Tonight after the sun had laid itself to rest, I slipped outside to have a look of the Blue Moon that has been touted in my news feed today. They say it will be a couple years before the next one comes around. I thought I’d like to not miss the opportunity. I quietly stepped outside so as not to wake my husband sleeping sitting up in his old brown recliner, and hoping my son wouldn’t notice my absence. I wanted this time alone and I wondered how many others took a step outside in the dark, away from the TV, the computer or whatever else distracts them from living in the moment, to take a gander at this beautiful light in the darkness.
The air is heavy tonight. It hangs and pushes against my lungs. It is warm but not oppressive and I sit quietly listening to the quiet. It surprises me that all I hear are the crickets. I hear no cars driving on the main road close enough to my house I can hear screeching brakes from time to time. I heard no sirens while I sat, which have become so common place.

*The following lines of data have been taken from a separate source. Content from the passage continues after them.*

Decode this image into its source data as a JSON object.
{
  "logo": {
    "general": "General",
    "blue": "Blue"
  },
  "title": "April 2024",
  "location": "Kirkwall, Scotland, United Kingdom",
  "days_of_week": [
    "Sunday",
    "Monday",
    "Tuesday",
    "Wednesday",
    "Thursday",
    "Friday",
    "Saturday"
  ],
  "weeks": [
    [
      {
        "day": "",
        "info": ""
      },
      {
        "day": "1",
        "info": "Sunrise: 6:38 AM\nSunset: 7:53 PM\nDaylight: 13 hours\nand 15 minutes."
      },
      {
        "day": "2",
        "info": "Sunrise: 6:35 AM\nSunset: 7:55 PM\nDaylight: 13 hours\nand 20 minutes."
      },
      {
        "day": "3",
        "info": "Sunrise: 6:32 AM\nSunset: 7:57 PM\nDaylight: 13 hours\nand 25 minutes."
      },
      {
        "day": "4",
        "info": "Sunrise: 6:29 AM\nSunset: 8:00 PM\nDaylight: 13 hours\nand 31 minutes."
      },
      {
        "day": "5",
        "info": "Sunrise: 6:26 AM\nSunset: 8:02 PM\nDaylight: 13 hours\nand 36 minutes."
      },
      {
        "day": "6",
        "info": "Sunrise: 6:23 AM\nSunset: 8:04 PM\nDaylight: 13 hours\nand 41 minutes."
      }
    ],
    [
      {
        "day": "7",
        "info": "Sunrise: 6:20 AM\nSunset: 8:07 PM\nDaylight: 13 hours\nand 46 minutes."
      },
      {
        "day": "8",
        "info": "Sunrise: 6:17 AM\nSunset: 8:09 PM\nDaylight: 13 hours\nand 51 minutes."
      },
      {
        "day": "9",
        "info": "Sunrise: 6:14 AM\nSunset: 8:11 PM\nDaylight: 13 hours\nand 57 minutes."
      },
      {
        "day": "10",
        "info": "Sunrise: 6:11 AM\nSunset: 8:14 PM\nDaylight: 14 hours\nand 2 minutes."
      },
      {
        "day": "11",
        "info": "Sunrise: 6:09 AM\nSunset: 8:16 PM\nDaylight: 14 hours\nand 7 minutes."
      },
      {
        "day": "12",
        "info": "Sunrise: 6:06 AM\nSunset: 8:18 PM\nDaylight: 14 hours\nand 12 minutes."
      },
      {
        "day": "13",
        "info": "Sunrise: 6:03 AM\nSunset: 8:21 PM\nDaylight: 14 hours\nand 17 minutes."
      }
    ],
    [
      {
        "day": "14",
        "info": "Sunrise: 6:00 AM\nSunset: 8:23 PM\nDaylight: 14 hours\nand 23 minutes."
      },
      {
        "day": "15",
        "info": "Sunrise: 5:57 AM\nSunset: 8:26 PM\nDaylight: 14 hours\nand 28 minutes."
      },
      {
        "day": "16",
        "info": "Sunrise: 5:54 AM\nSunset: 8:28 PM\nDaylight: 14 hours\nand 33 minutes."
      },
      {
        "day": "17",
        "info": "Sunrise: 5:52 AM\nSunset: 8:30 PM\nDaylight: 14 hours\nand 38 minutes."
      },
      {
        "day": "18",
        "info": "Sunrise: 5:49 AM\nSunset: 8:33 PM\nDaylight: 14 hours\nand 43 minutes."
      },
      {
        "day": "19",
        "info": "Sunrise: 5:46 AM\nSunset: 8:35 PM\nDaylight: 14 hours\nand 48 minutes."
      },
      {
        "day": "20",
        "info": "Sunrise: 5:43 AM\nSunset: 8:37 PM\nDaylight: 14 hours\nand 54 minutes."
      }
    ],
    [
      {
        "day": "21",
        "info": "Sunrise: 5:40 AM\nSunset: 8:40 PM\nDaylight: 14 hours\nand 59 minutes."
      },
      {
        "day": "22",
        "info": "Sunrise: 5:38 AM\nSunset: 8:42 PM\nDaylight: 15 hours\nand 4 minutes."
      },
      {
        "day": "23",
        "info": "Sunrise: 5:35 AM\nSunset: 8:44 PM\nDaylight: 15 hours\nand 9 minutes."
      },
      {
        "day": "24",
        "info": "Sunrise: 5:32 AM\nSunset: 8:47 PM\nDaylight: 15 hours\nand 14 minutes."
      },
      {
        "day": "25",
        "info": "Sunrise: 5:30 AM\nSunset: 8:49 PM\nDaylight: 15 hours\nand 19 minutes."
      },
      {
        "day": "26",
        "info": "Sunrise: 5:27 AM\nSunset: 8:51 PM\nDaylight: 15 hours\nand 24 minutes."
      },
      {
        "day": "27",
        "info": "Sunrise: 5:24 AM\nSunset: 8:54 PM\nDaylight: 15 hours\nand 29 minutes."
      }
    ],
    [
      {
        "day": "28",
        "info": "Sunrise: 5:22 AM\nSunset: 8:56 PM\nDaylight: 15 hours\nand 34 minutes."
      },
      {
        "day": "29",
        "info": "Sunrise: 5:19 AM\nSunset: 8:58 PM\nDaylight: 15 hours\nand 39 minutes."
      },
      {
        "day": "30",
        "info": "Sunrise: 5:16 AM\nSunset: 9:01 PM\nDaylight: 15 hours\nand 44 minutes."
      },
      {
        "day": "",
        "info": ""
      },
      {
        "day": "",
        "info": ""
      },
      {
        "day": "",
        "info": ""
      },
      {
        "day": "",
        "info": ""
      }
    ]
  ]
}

As I sat my memory was awakened just a tiny little bit. Sitting there alone in the dark, hearing nothing but the crickets, it reminded me of sitting in my great grandmother’s yard in Southern Indiana. The familiar heavy air, it always smelled like fresh clean dirt and green ferns and there was always the singing of the crickets in the night. The chairs in the yard were those old metal ones that were always cool in the evening when you sat in them, and my fat little thighs always seemed to stick to them no matter what the temperature happened to be. Those old lawn chairs weren’t very comfortable and they weren’t very pretty, but I would give anything to have one more chance to go back to one of those summers, so many moons ago and sit in one of those old chairs. To have my grandparents and my mother sitting there beside me. To go running in the darkness in this little tiny town of Selvin, Indiana, without any street lights to keep the shadows from being scary. To sit back down gasping for my breath, and listen to my grandpa talking to his mother, my great grandma.
I was never quite ready to go inside to bed, but once inside I would smile inside my heart when greeted with the comfort of the big old double bed in a room off the living room, just big enough to hold that bed, a dresser and an old piano and that no one ever played, with flowered old wallpaper and some old relative’s picture hanging on the wall. I would slide under those old white sun dried sheets, feeling their dampness from all of that Indiana humidity. I would listen to the crickets as they lulled me into sleep, knowing when I woke in the morning my great grandma would be busy doing something, in the garden. I would hear the slap of the old screen door as she came inside and put her giant teapot on the stove. I would go and sit beside her and she would slap my chubby child’s thigh and tell me I had “good solid legs”, making me feel not so tubby after all. I would get the glass bottle from the fridge that held her drinking water and I wish I had that old glass bottle. It was a part of who she was to me. Something I could count on always being there, hidden to the left top wire rack of her little refrigerator. We didn’t keep water in the fridge at home.
I don’t recall a night such as tonight with the air just right and no sounds of the town I live in. I found myself not distracted from my life inside my home and felt if I closed my eyes I could once again hear the voices clearly of those I have loved so deeply that I now can only hear in my dreams.
Once in a blue moon, it does not come often enough.